Les sexistes de base ne sont rien de plus, psychologiquement que des petits garçons. Des petits garçons, car ils ont peur des femmes ; parce qu’ils n’ont pas conquis et réalisé leurs pulsions ; parce qu’au lieu de mener des combats constructifs (c’est-à-dire en réfléchissant à ce qu’ils sont et en réalisant leur potentiel), ils se défaussent par la bêtise, la discrimination et l’oppression et appellent ça être un “vrai mec” (ce qui colle la honte à tout le reste de la compagnie, pas merci, les gars). Psychologiquement, seul un enfant, un petit garçon, est impressionné par une femme, soit l’archétype à la fois tout-puissant et protecteur de la mère, envers qui il est placé en position de dépendance affective3.

Alors, si la notion – absurde et bancale, c’est clair – de vrai mec définit, disons, une situation mûre et adulte dans l’existence, indépendance et liberté, alors il vient que le “vrai mec » n’est pas gouverné par la peur, mais par la réalisation. Un vrai mec, selon cette acception, n’est autre qu’un vrai être humain, en définitive. En particulier, il n’est pas gouverné par la peur de perdre des prérogatives dominatrices, parce qu’elles ne le définissent pas ; il ne domine pas autrui, il se domine lui-même, et c’est de là que viennent ses accomplissements ; s’il peut bien sûr éprouver la peur, il la reconnaît, l’affronte et s’efforce de la conquérir.

Un vrai mec – un vrai être humain – est féministe parce qu’il a une identité suffisamment robuste pour ne pas se sentir menacé dans sa psyché infantile, parce qu’il accueille au contraire l’égalité des droits comme un progrès pour tous. Ce qui aligne le féminisme à l’intérêt de la personne, quel que soit sa situation.

En définitive

need-feminist-menÀ mon sens, et de mon point de vue de mâle blanc hétéro :

Être féministe, c’est choisir un employé ou un collaborateur sur la compétence du boulot qu’il/elle sera amené(e) à faire, homme ou femme.

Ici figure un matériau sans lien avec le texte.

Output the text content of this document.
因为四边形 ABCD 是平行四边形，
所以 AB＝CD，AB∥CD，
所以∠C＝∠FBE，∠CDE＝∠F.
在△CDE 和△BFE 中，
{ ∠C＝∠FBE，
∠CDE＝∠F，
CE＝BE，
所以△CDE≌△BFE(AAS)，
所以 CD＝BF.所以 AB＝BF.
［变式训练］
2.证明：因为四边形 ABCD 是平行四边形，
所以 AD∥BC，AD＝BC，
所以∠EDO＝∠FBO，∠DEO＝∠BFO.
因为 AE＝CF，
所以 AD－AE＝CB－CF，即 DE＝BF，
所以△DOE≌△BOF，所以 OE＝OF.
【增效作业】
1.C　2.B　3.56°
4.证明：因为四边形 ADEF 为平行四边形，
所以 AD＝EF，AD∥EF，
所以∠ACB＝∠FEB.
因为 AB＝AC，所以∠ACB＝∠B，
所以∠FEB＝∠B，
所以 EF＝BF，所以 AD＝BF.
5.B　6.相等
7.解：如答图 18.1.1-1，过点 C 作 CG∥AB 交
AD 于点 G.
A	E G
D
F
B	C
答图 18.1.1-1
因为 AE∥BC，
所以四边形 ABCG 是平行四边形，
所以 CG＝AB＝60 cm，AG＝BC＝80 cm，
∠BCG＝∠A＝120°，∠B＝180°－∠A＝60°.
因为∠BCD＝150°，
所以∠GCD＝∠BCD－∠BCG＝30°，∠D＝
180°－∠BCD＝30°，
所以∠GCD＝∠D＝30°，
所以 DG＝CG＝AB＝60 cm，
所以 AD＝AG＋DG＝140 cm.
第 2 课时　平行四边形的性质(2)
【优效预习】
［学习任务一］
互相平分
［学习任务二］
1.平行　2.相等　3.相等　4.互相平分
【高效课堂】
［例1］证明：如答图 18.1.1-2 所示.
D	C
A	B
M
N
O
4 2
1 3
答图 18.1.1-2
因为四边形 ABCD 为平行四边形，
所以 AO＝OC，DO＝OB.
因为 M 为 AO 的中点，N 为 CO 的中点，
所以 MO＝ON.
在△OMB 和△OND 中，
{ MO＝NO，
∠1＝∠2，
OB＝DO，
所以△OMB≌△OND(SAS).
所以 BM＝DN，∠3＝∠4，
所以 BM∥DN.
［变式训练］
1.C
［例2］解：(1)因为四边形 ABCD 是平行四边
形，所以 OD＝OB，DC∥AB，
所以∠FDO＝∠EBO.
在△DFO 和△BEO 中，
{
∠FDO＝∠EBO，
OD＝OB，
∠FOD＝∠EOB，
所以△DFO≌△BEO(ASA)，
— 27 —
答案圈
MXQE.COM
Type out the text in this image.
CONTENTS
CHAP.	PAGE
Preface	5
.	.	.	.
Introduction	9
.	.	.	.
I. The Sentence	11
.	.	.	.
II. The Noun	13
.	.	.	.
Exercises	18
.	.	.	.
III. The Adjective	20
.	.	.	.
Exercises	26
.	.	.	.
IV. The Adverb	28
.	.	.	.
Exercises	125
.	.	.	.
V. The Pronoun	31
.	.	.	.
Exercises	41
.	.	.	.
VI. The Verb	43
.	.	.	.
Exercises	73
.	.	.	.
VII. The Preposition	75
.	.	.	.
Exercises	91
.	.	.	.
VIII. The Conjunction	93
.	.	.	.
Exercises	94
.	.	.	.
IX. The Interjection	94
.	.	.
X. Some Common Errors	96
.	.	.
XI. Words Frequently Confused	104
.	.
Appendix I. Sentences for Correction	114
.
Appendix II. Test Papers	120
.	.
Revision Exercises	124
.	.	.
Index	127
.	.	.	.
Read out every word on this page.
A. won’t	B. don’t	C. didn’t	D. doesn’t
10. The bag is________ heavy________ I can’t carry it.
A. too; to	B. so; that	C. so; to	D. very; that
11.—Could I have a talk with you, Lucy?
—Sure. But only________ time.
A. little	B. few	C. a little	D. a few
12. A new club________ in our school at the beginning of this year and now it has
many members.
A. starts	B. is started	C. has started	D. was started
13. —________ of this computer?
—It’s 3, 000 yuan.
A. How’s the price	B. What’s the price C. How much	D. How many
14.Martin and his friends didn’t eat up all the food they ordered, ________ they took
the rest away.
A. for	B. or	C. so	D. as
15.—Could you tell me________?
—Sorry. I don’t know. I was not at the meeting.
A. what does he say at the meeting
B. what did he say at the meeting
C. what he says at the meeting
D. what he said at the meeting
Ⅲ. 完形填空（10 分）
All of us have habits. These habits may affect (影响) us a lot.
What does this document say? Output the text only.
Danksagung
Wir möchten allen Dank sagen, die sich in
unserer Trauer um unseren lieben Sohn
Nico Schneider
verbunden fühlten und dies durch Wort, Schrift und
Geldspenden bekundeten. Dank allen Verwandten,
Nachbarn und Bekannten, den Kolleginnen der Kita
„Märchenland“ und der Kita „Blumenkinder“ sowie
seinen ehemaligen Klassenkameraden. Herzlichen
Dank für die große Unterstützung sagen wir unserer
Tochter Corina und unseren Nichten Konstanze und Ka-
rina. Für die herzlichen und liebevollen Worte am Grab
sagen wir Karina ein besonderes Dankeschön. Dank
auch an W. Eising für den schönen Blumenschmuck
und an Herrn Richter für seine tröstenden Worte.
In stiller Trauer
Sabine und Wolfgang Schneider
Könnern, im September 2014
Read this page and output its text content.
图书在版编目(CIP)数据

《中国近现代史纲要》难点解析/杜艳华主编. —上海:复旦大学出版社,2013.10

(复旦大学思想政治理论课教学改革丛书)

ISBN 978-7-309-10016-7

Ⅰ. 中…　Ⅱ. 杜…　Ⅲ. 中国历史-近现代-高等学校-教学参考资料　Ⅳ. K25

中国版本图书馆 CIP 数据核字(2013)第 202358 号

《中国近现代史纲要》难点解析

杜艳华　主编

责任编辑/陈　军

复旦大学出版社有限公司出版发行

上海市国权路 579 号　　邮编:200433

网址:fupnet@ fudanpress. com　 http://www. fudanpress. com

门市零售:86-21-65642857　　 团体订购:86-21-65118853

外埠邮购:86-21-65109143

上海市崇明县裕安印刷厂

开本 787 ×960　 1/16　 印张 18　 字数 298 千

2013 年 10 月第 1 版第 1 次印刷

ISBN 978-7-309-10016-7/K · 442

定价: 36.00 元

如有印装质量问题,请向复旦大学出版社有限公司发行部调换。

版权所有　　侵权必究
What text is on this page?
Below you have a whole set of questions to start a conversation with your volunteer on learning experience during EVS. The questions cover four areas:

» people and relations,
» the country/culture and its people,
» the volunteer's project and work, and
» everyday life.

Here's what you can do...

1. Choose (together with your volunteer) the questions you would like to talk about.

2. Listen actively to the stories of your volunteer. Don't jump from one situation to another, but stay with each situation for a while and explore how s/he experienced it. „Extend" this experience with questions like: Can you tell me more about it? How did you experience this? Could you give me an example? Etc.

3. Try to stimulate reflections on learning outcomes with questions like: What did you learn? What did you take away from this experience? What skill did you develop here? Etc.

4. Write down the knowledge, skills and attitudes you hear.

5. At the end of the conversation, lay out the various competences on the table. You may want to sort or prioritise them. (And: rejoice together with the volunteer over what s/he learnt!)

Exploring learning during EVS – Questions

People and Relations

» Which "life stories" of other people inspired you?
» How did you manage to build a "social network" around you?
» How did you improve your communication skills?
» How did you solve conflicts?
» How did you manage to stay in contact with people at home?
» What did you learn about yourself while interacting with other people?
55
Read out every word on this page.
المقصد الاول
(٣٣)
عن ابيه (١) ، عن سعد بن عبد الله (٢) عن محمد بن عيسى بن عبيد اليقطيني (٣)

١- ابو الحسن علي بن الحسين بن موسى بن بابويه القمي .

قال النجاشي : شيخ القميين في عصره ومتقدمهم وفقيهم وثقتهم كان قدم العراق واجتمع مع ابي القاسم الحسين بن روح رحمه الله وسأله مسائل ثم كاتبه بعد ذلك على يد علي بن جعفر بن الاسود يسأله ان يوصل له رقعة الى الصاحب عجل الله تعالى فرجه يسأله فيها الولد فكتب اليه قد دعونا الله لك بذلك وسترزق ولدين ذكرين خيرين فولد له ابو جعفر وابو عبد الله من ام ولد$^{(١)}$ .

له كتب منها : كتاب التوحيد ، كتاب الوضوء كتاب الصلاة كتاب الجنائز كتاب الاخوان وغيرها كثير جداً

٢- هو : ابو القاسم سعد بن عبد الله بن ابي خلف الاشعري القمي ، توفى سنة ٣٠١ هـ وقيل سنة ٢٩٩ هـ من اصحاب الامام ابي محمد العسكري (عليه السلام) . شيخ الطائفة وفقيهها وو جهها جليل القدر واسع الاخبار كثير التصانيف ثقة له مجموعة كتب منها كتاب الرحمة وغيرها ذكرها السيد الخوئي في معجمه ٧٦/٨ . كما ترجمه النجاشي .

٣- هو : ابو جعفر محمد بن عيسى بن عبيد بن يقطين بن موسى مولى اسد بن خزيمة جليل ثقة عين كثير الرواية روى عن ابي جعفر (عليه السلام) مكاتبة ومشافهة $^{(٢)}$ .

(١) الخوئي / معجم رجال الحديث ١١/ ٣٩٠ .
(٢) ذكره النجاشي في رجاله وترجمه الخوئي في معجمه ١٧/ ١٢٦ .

Être féministe, c’est considérer que quand on refuse aux femmes le droit de disposer d’elles-mêmes, c’est un peu de l’épanouissement de tous qui s’évanouit.

Être féministe, c’est avoir le droit de penser d’une femme qu’elle est idiote, non pas parce que c’est une femme, mais parce que c’est un être humain idiot.

Être féministe, c’est trouver que tenir la porte à une fille, c’est cool, tout simplement parce que c’est sympa d’être sympa. Et oui, peut-être que la fille est jolie. Et alors ? C’est sympa d’être sympa avec une jolie fille. Moi aussi j’apprécie qu’on soit sympa avec moi. Faut-il que les choses soient plus compliquées que ça ? Être féministe, c’est aussi trouver qu’une jolie fille court vêtue qui se promène dans la rue est magnifique – point barre. Et que c’est cool. Merci d’avoir illuminé ma journée. (Pour être clair : non, ce n’est pas une s*****, elle fait ce qu’elle veut.)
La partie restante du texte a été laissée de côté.